The Civil Rights & Judiciary Committee on Feb. 18 reported out a proposed substitute for House Bill 1218 by an 8-5 roll call, recommending the bill for further consideration.
The substitute amends Washington’s competency evaluation and restoration system in several ways, including allowing a party (not only a court) to request a forensic navigator for a person charged with a class A felony, expanding forensic navigator duties, and adding provisions for coordinated transitions to case managers when a person is found not restoreable because of an intellectual or developmental disability, traumatic brain injury or dementia.
Why it matters: Committee leaders said the changes respond to a long-running court challenge and aim to reduce reliance on costly inpatient restoration while improving the system that determines whether defendants can be returned to competency to face charges. Vice Chair Farber said the bill was written “in response to the Trueblood lawsuit” and that Washington has reshaped its forensic behavioral-health system in the last decade.
Key changes in the substitute include a requirement that a hearing on whether to transfer a person from inpatient to outpatient restoration be held within 10 days rather than five, new alternative language for orders seeking involuntary medication that requires a court hearing within 10 days of receiving notice from DSHS, and authority to hold those hearings by video if statutory requirements are met. The substitute also delays the growth-cap penalty provisions until fiscal year 2027 and, in the second year that penalties apply, sets the county penalty at 150% of the rate for each third and subsequent referral over the baseline. The substitute specifies required elements for behavioral-health diversion plans.

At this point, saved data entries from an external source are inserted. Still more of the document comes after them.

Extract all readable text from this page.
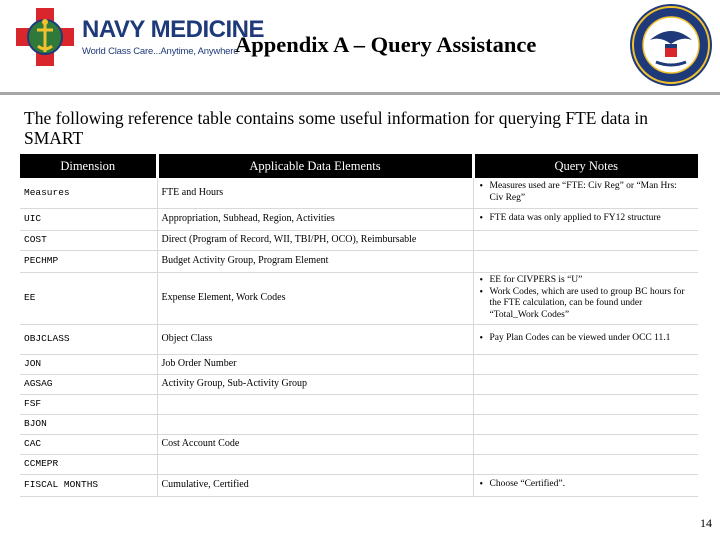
NAVY MEDICINE
World Class Care...Anytime, Anywhere
Appendix A – Query Assistance

The following reference table contains some useful information for querying FTE data in SMART

Dimension	Applicable Data Elements	Query Notes
Measures	FTE and Hours	• Measures used are “FTE: Civ Reg” or “Man Hrs: Civ Reg”

UIC	Appropriation, Subhead, Region, Activities	• FTE data was only applied to FY12 structure

COST	Direct (Program of Record, WII, TBI/PH, OCO), Reimbursable	
PECHMP	Budget Activity Group, Program Element	
EE	Expense Element, Work Codes	• EE for CIVPERS is “U”
• Work Codes, which are used to group BC hours for the FTE calculation, can be found under “Total_Work Codes”

OBJCLASS	Object Class	• Pay Plan Codes can be viewed under OCC 11.1

JON	Job Order Number	
AGSAG	Activity Group, Sub-Activity Group	
FSF		
BJON		
CAC	Cost Account Code	
CCMEPR		
FISCAL MONTHS	Cumulative, Certified	• Choose “Certified”.
14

Committee debate focused on effectiveness, cost and where responsibility should sit. Vice Chair Farber described the substitute as an effort to involve counties and reduce the state’s reliance on expensive restoration placements: “Over the years, we’ve spent $200,000,000 in just fines alone for not complying with the judge’s orders,” Farber said, and noted inpatient restoration is expensive. Representative Walsh urged a no vote, saying the proposal does not address root causes of why people are found incompetent and warned it shifts burdens to counties. Representative Graham, citing experience with Eastern State Hospital in his district, stressed the need for secure, specialized treatment for people who may be dangerous: “When we have individuals like this that are very dangerous, we need to have places where people are trained to be able to deal with these individuals, in the best and most humane possible way,” he said. The committee also heard the staff briefing that described the substitute provisions.
Vote and next steps: The motion to report the proposed substitute out of committee with a due-pass recommendation was made by Vice Chair Farber and was seconded (second not specified on the record). The roll call was Taylor (aye); Farber (aye); Walsh (nay); Abel (nay); Burnett (nay); Entenmann (aye); Goodman (aye); Graham (nay); Jacobson (nay); Peterson (aye); Salahuddin (aye); Tai (aye); Wallen (aye). Staff announced the tally as 8 ayes and 5 nays. Committee discussion noted that the diversion components will be addressed in a separate bill to the finance committee; the growth-cap and other restoration-related provisions remain in this substitute.
Budget and cost notes recorded in committee discussion include statements that inpatient restoration can cost roughly $1,600 per person per day at Western State Hospital and that Eastern State Hospital can be more expensive; the substitute does not change those cited per‑day costs but aims to shift some resources toward diversion and treatment. The substitute also creates or relies on a newly created appropriated fund to receive penalty amounts; staff said monies in that fund must be appropriated and may be used for programs or services aimed at keeping people with behavioral-health needs out of the criminal justice system or diverting them once they are involved in it.
The committee’s action reports the substitute with a due-pass recommendation; the bill will move to subsequent floor or committee consideration per regular legislative procedure.